Graph the True Data and Reality
Modeling reality isn’t about getting it perfectly right. It’s about getting close enough to act meaningfully
If you are in technology, you should have heard about the “data driven cliche”:
“data driven”, “data informed”, “we are a data-driven company”, “data driven strategy”, “data driven …everything”.
Everyone talks about being data-driven. It’s the go-to corporate buzzword, a badge of honor for businesses that want to sound smart, modern, and strategic.
“Show me the data.”
“Let the numbers decide.”
“Data don’t often lies.”
But what does data-driven really mean?
Because when you look closely, you start noticing something strange. Despite all the dashboards, reports, and analytics tools, businesses still make bad decisions. Startups chase misleading trends. Entire industries get caught in hype cycles.
Which makes me wonder—how do we even tell apart businesses that actually use data to make decisions from those that don’t? Because the truth is, sometimes businesses get lucky. A decision that seemed smart in hindsight might have just been chance. So if success can happen with or without data, then what’s the point?

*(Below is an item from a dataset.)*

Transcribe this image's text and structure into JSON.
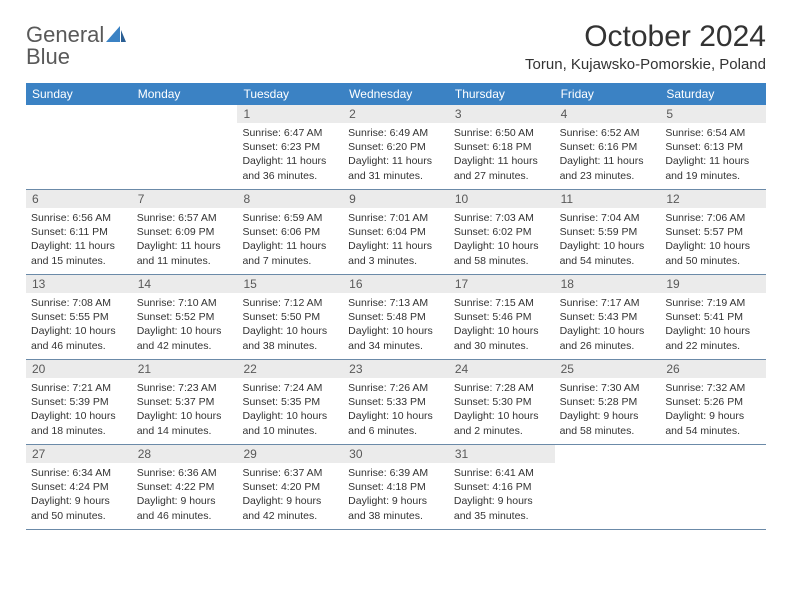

Maybe the real question isn’t about using data. Maybe it’s about how we use it.
Think about it.
Most businesses don’t turn to data to find the truth. They turn to it to confirm what they already believe.
It’s like when someone checks reviews for a product they’ve already decided to buy. They aren’t looking for an objective answer—they just want reassurance that they made the right choice.
This happens in business all the time. A manager introduces a new strategy and cherry-picks the numbers that validate it. A company launches a product and only looks at the positive customer feedback. The marketing team reports on engagement rates, conveniently ignoring that revenue hasn’t increased.
It’s easy to mistake this for being “data-driven.” After all, they’re using numbers. But really, they’re just finding ways to justify decisions they’ve already made.
And then there’s the illusion of certainty.
Data makes us feel like we know what’s happening. But knowing a number doesn’t always mean understanding the story behind it.
Imagine a small business owner checking website traffic. One month, the numbers spike. Excited, they assume their new marketing campaign is working. But did they check why traffic increased? Maybe an influencer mentioned them by accident. Maybe it was a bot attack. Maybe those visitors had no real interest in buying.
The numbers alone don’t mean much without context. And yet, people make huge business decisions based on these kinds of surface-level insights all the time.
A company sees a correlation—customers who buy Product A also tend to buy Product B. They assume one causes the other and build a whole strategy around it. But what if both products are just popular? What if there’s no real connection?
Or take a hiring manager. They filter candidates based on years of experience, assuming more years means better skill. But what if experience alone isn’t the best predictor of success? What if adaptability, curiosity, or problem-solving matter more?
This is how data can lead us astray. It gives the illusion of precision. It makes us feel like we’re making rational, objective choices—when really, we might just be missing the bigger picture.
So how do we fix it?
It starts with shifting our mindset. Being data-driven isn’t a one-time thing. It’s not about pulling up a report every now and then or running an analysis once a quarter. It’s a continuous process—a way of thinking about decisions over and over again.
Because here’s the reality: using data once doesn’t make a company data-driven. A business that relies on intuition most of the time but checks the numbers occasionally isn’t really driven by data. It’s just using data as an afterthought.
The better approach is to start with the decision you need to make—then find the right data to support it. Not the other way around.
Instead of asking, “What does the data say?” ask, “What decision am I trying to make?”
Instead of tracking everything, ask, “What actually matters?”
Instead of looking for patterns in the numbers, ask, “What’s the bigger story here?”
And most importantly, be willing to be wrong.
Because being data-driven doesn’t mean blindly trusting numbers. It means knowing when to question them, when to combine them with experience, and when to step back and ask—does this really make sense?
So I find myself coming back to the same question—what does it really mean to be data-driven?
To me, it’s not about relying on data alone. It’s about seeing data as a tool, not a crutch. The best decisions happen when data is combined with experience, intuition, and execution. Because at the end of the day, numbers can guide you, challenge you, and inform you—but they can’t think for you.
So the next time someone says, “We are data-driven,” ask them—
“Are we actually using data to make better decisions? Or just to feel better about the ones we’ve already made?"